Jan Masaryk | Photo: Archives de ČRo

« Jan Masaryk, le très populaire chef de la diplomatie tchécoslovaque après la Seconde Guerre mondiale, est une sorte de John Fitzgerald Kennedy tchèque. Sa vie s’est achevée en mars 1948 dans des circonstances qui ne sont pas toujours pas vraiment éclaircies. C’est pourquoi les spéculations sur les causes de sa chute depuis une fenêtre du palais de Černín, siège du ministère, vont bon train. Tout dernièrement, la Télévision publique tchèque a ravivé la polémique en accordant de l’espace à des recherches aboutissant sur de nouvelles spéculations. Celles-ci défendent l’idée que les coupables de ce meurtre supposé, ne seraient pas les communistes mais au contraire des personnes de l’entourage de Masaryk, des collaborateurs mécontents de la volonté du ministre de s’engager avec le président communiste Klement Gottwald... Tout indique en effet que ces spéculations ne disparaîtront jamais. »

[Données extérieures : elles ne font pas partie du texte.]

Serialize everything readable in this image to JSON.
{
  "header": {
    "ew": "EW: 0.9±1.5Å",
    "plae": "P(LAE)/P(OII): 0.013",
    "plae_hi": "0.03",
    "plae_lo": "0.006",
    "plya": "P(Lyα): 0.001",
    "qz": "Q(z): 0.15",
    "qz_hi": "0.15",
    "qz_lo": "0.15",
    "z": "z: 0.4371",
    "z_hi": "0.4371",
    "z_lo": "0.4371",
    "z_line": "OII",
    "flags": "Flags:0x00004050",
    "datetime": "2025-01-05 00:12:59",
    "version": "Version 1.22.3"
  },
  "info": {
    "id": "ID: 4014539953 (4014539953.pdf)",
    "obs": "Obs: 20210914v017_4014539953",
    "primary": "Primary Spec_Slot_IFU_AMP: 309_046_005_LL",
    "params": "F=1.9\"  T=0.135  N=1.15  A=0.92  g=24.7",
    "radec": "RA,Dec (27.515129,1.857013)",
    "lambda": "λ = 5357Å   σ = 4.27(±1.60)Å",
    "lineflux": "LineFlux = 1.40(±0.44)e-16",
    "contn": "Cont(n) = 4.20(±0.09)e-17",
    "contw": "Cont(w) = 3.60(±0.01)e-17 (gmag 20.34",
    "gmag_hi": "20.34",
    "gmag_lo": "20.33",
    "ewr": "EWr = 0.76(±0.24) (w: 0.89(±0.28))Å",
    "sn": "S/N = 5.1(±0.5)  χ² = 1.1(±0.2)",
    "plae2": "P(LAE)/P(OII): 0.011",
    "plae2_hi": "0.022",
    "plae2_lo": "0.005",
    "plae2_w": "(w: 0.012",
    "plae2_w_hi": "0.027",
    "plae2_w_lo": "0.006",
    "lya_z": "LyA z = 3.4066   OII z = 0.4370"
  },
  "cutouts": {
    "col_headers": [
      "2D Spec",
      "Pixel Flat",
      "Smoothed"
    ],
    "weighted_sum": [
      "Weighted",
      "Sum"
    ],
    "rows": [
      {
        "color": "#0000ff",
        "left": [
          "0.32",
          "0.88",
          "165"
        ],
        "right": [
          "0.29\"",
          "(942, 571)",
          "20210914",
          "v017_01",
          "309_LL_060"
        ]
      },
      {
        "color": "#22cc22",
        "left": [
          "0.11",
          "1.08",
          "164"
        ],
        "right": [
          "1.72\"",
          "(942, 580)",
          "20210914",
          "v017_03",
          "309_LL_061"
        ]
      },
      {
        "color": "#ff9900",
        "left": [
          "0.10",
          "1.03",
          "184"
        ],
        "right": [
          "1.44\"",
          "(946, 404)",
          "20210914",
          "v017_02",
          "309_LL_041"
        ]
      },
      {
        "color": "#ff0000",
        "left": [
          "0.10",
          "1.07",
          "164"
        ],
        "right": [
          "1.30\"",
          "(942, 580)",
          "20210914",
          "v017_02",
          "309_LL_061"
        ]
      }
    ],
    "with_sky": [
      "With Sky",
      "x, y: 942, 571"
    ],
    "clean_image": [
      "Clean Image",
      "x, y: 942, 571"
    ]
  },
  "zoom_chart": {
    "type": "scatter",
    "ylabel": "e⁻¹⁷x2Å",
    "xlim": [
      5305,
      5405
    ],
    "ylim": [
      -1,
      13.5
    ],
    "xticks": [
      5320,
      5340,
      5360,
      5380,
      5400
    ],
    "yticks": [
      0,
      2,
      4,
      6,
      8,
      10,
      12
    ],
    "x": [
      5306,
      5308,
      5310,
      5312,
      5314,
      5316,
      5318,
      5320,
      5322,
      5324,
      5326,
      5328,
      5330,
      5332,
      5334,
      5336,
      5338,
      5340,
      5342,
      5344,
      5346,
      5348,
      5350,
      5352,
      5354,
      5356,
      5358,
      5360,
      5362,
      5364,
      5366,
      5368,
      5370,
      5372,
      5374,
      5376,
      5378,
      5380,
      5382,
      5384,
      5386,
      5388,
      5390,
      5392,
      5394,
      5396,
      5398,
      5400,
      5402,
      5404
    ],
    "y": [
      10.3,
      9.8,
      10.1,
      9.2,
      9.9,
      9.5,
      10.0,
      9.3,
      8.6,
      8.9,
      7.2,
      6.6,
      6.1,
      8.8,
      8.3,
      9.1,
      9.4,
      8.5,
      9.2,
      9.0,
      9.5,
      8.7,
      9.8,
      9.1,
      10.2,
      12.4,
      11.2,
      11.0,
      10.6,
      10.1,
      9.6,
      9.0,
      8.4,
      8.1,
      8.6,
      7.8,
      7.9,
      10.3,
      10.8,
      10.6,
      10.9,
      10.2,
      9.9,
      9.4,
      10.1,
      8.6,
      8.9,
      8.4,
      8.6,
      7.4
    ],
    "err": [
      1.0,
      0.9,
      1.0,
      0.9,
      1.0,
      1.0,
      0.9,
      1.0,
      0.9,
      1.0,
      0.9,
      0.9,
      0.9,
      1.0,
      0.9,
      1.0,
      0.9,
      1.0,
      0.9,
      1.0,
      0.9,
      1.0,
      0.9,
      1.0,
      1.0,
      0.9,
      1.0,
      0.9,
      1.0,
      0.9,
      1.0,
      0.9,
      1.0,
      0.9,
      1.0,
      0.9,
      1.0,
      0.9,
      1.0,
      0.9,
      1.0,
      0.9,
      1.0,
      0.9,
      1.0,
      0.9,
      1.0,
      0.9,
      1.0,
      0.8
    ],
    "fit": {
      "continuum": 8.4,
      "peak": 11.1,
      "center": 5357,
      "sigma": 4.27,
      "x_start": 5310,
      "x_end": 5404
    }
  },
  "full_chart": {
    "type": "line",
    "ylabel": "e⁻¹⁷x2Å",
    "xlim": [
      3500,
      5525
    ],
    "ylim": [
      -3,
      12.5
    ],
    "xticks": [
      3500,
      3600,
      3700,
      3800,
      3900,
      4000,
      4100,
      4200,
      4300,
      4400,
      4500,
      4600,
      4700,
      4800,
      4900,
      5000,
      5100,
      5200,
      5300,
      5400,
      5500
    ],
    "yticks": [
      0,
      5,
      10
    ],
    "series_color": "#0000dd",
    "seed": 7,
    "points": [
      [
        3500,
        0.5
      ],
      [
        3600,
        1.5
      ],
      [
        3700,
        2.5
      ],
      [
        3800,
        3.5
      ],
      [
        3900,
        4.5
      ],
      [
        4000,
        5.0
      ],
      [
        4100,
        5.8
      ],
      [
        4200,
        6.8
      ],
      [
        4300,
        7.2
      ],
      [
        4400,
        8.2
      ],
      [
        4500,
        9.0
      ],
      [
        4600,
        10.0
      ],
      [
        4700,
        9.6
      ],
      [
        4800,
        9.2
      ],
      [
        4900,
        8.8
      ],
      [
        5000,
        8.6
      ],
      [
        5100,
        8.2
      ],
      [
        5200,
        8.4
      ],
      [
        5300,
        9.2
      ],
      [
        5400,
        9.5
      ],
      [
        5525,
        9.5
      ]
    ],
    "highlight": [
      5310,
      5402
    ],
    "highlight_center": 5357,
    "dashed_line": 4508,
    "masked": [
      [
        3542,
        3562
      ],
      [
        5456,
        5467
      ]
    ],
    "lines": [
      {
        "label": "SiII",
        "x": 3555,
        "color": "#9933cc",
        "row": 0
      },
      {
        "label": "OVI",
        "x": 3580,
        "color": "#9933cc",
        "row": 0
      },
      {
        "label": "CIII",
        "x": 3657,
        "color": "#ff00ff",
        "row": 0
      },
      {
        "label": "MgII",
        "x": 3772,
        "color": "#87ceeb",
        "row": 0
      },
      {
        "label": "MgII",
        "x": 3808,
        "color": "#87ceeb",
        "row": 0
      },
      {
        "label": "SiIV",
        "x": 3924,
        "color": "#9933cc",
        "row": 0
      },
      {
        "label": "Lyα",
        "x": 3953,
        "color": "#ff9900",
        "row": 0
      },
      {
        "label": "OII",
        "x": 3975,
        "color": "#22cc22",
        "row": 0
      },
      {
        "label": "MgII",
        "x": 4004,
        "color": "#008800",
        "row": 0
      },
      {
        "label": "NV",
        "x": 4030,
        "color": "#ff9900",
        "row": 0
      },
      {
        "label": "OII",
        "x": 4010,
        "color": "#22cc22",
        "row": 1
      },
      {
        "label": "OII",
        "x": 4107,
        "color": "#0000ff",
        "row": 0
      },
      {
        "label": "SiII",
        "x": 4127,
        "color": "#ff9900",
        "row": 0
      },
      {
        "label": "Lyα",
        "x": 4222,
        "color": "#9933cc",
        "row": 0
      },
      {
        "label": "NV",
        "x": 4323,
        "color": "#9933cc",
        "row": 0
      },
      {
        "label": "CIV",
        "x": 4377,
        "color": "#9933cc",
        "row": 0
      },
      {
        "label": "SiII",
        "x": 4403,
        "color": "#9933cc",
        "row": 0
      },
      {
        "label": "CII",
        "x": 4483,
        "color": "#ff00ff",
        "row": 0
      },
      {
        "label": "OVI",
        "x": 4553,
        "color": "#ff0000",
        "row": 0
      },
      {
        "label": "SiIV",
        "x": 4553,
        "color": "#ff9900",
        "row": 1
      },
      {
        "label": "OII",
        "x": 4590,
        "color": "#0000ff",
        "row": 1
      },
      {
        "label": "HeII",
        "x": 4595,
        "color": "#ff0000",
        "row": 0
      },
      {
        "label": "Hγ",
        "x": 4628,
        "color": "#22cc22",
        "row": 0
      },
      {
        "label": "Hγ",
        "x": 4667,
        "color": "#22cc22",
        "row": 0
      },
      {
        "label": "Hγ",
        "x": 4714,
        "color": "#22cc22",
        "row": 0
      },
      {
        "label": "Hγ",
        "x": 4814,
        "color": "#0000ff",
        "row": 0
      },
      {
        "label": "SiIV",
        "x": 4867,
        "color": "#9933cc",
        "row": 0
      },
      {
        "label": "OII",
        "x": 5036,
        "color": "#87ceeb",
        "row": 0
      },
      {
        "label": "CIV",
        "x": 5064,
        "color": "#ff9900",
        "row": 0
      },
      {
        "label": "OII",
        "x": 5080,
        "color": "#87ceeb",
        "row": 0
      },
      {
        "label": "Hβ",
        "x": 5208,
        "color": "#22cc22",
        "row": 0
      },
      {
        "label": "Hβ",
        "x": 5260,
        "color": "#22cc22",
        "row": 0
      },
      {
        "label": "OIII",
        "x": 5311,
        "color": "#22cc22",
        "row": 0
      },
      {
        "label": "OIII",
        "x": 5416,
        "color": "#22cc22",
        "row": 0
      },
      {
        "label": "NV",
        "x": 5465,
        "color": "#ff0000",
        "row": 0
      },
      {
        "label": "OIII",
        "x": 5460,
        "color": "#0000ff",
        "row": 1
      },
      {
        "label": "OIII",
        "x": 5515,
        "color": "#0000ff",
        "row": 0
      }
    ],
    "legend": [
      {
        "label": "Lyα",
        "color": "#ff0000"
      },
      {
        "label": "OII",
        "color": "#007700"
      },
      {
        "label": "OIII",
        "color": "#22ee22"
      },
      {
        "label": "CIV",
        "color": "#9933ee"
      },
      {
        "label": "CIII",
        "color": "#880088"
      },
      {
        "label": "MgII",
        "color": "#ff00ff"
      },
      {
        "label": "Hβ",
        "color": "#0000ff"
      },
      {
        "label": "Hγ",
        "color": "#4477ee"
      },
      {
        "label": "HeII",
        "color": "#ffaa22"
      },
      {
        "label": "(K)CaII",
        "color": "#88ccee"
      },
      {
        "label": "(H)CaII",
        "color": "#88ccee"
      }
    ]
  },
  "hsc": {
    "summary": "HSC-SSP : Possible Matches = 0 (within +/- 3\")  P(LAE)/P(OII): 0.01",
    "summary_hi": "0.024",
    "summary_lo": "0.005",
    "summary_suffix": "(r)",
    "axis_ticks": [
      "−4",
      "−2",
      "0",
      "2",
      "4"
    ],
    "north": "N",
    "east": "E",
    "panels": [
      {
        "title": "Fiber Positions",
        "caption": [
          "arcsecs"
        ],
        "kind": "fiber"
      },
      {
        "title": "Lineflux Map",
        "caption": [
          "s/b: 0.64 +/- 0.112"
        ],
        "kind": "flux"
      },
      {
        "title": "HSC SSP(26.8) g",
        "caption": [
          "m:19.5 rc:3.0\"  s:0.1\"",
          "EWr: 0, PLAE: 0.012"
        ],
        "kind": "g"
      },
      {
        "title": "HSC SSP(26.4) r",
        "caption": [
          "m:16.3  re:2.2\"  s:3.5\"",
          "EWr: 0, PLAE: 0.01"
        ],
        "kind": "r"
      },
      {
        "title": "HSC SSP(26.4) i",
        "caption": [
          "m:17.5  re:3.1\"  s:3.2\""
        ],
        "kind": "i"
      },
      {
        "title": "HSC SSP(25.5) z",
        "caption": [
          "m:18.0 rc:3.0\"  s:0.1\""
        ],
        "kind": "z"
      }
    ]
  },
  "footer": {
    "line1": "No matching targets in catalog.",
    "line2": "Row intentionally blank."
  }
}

Preuve de l’attrait de cet épisode mystérieux, selon les chroniqueurs du journal : aucun film n’a battu à ce jour le record du film Masaryk, qui a remporté douze Lions tchèques  en 2016. « Le jury a-t-il été ébloui par le scénario, historiquement pourtant peu convaincant, ou bien ce succès est-il dû tout simplement au fait que le film soit consacré à Jan Masaryk ? », se demandent-ils.

Séisme en Bohême du Sud  : un avertissement ?

Un récent séisme de magnitude 3,9 a été ressenti la semaine dernière en Bohême du Sud. « Il y a quelque chose de troublant dans cet événement, car même si dans notre pays, il y a des endroits où la terre tremble de temps en temps, cette région n’en fait pas partie », a noté à ce propos un chroniqueur du magazine Reflex. L’occasion pour lui de raconter :

Source: Geofyzikální ústav AV ČR

« Nous croyons que les tremblements de terre ne nous concernent pas parce que le massif tchèque est ancien et calme. C’était vrai au cours des derniers siècles. Mais les paléosismologues ont découvert que de tels séismes se sont produits, s’étendant sur de longues périodes, même dans des régions aussi peu actives que la Tchéquie. Cela a été le cas  entre 1134 avant notre ère et l’an 192 et entre 792 et 1020, au moment où l’Etat  tchèque était en train de se constituer. Les deux ont atteint une magnitude d’environ 6,5 sur l’échelle de Richter, magnitude à partir de laquelle les maisons s’écroulent et les gens meurent. Des chroniques mentionnent également quelques tremblements de terre qui ont de quoi troubler quelque peu l’idée selon laquelle nous vivons dans une région sismique calme de l’Europe. »

« Or, le tremblement de terre qui s’est produit en Bohême du Sud reste un mystère et constitue peut-être un avertissement », lit-on en conclusion dans Reflex.